I'm going to a dance party for the first time. I'm scared of becoming a fly on the wall. What can/should I do if this happens? Edit: It was a ton of fun. Thank you all for submitting your thoughts
Are there some practical things you can do at that point? Or is that the cue you should just leave?
Some context: It's a Latin dance party. Meaning you dance with a partner. I do not have a very much experience with it (about 16 lessons, with half of them being repeats). I go there with some people I know, but am not all too well acquainted with.
Look, I’ll be honest with you: I don’t know how this is going to go. You’ll have plenty of opportunity to be a fly on the wall.
That said, you’ll have plenty of opportunity to put yourself out there, too. By asking for a dance, you’re communicating “I’m here to have fun”. Try to say that to as many people as you can and you’ll have a blast.
Also, Salsa is so dang easy to do the basic step. 90% of the Latin dances I’ve been to have been just doing the basic step for the whole song and looking at people around me for inspiration of moves to try.
Remember this: no one cares if you’re not a good dancer. What matters is that you are having fun. It’s also okay to be a fly on the wall, it’s okay to move your feet slightly while hugging the wall. It’s okay to close your eyes and pretend you’re dancing in your bedroom in front of your mirror, it’s okay to walk away and take a break if it becomes too much. Don’t force it, just remember to ask yourself if you’re enjoying what you’re doing. A party is about having fun, not winning a contest of popularity or a dance-off (you can totally have a dance off if you want to though). Enjoy!
Some context: It's a Latin dance party. Meaning you dance with a partner. I do not have a very much experience with it (about 16 lessons, with half of them being repeats). I go there with some people I know, but am not all too well acquainted with
My points are still valid. Because some people decide to dance with a partner and follow dance moves doesn’t mean you’re not allowed to enjoy your time and dance by yourself, just don’t take the center stage maybe. If anyone judges you for trying to trance then they’re the bad dancers. Vance should be inclusive, especially at a party. Have fun, and don’t stress it.
Chat to other wall flies/bar tender. Dance around in your own(I've seen guys/gals at the salsa bars jiggling round and swinging those hips, there aren't always enough partners).

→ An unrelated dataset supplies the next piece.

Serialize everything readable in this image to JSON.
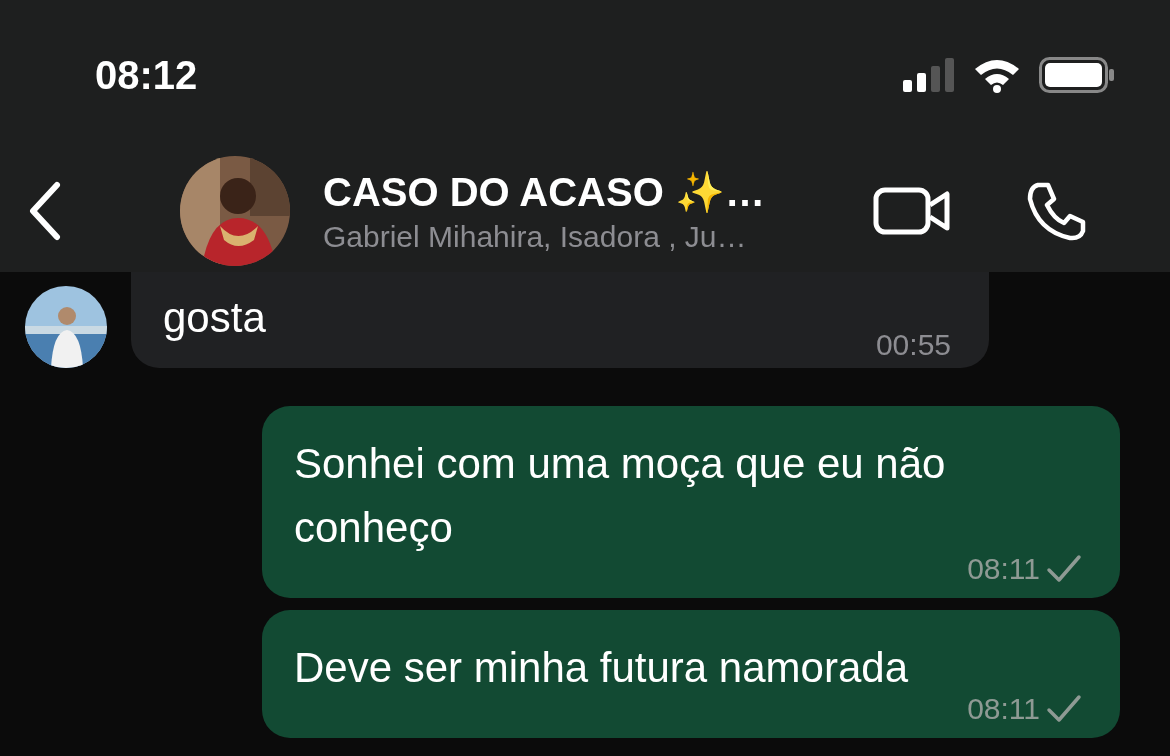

Smile, have a good time. You don't need others to make it a good time, put out a relaxed positive vibe and it'll come back to you
Remember that a dance party is a party - most people are there to have fun. I think the main thing to avoid, if you can manage it, is being so caught up inside your own head that you aren't looking at the people around you. Keep your back straight, your head high, your eyes off the floor. Basically, avoid the posture of a shrinking violet and you'll feel less like one. Even if you don't feel confident, maintaining a pose that looks confident will keep some of your fear away, and it will passively invite others to interact with you, which boosts your confidence a little more with each person you talk to.
Even if you spend the entire party standing around and watching other people dance, as long as you are actually watching the event, and mentally present for what's going on, you will gain something from the experience. Just remember that standing around and not talking to anyone is as much a choice as going up to someone and asking for a dance. Neither choice is wrong, but you have to live with what happens - or doesn't - based on what you choose.
All that said, you can do this! We believe in you!
Parties are not my thing BUT if a friend asks me to go to a party with enough time (maybe 2 weeks), I can mentally prepare, schedule things out, and get my mind ready for a long, tiring night... But hey, with friends, which are people that generally add to your life. Now it's time to give back and make them smile by sharing that tiring time together.
Also, hydrate strongly prior to that night, and don't be hungry. Don't let anything stupid bring your mood down. And relax and enjoy. You've scheduled that time for you to freely waste. Own it.
I did this sort of thing once at a Halloween party. I was by myself just dancing and it was fun af. Some random dude told me twice that I was the best dancer there, and I got to dance with a really hot girl for 2 seconds.
So follow Kat's advice. Just say fuck it and have fun!
you should ask a partner "can you teach me how to dance?" if they say yes, you know they have the patience to dance at whatever level you're comfortable with. and it'll be a really good time
Meaning you dance with a partner. I do not have a very much experience with it (about 16 lessons, with half of them being repeats). I go there with some people I know, but am not all too well acquainted with.
Assume you are the least experienced dancer of your acquaintance group.
Select the second-least experienced dancer of that group. That person will accept because they'll look good by comparison.
Have fun just trying out the basics with them and laughing about it.